Round Dances of Spring
Approximate duration: 8 minutes
Claude Debussy drew inspiration from outside of typical musical channels, with interests ranging from Indonesian gamelan music to Symbolist poetry. He was especially interested in visual arts and it is easy to find parallels between his musical language and the paintings of his French contemporaries, the Impressionists (e.g., Monet and Renoir) and Post- Impressionists (e.g., Cézanne and Gauguin).
Debussy demonstrated an artist’s eye for observation in a series of works composed between 1905 and 1912, all titled Images, comprising two books for solo piano and an orchestral triptych. The first two portions of the orchestral suite, Gigues and Ibéria, evoked the foreign lands of Great Britain (the home of the jig dance, or gigue in French parlance) and Spain, respectively.

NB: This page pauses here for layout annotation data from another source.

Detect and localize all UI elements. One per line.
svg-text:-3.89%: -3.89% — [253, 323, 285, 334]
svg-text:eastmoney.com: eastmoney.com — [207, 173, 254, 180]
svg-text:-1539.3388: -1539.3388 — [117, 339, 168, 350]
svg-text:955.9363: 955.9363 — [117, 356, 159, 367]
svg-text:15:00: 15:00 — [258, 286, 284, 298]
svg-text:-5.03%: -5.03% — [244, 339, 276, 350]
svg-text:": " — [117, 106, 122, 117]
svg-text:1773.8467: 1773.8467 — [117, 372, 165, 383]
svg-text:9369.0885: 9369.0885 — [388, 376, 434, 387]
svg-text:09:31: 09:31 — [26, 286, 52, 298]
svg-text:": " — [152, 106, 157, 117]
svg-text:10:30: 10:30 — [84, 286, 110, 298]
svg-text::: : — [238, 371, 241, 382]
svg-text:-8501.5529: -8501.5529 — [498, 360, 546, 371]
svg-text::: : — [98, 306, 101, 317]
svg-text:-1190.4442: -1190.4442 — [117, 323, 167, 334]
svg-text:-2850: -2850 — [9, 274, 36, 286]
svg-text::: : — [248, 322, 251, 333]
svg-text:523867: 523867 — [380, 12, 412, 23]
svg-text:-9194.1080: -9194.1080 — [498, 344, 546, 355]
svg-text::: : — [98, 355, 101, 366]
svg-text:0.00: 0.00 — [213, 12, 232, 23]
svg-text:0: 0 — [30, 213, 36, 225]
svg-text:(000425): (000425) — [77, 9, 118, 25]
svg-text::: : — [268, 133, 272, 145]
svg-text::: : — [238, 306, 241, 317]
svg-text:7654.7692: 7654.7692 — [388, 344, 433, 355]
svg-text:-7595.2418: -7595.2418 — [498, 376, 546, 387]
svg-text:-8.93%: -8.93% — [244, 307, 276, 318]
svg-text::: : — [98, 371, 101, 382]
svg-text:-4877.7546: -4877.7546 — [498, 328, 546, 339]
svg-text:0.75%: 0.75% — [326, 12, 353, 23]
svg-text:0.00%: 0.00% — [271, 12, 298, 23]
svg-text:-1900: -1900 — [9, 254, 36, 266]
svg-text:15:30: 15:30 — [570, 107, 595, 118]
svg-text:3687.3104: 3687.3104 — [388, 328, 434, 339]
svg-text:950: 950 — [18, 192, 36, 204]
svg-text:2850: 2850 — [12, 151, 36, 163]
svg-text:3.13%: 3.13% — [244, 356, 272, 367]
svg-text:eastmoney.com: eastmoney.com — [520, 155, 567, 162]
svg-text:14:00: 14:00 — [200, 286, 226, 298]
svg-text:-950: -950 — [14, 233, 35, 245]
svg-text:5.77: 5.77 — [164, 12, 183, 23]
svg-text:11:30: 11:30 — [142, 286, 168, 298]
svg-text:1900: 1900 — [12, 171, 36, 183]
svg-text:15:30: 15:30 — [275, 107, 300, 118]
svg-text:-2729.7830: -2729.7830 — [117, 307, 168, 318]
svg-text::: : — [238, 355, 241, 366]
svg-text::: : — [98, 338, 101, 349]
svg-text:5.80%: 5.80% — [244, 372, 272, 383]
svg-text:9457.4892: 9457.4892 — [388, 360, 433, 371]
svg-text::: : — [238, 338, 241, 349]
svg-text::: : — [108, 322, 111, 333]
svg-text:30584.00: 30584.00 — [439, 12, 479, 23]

The final portion, Rondes de printemps (Round Dances of Spring), used quotations of French children’s songs to place the setting in Debussy’s homeland. At the beginning, unstable harmonies and chromatic motives bring out the unsettled and wild elements of springtime. The music becomes more bouncy and cheerful, and several times it arrives at a joyous modal theme, but this tone poem is as changeable as spring itself, never lingering for long in any one atmosphere.
Concerto in E minor for Violin and Orchestra, Op. 64
Approximate duration: 27 minutes
Felix Mendelssohn, grandson of the noted philosopher Moses Mendelssohn and son of a prominent banker, was afforded every opportunity to develop his considerable musical talents. As a teenager in Berlin, when he wasn’t composing or mounting performances in his family’s private theater, he gathered to play chamber music with other talented youngsters, including Ferdinand David, a virtuoso violinist one year his junior. The two budding stars remained lifelong friends and collaborators.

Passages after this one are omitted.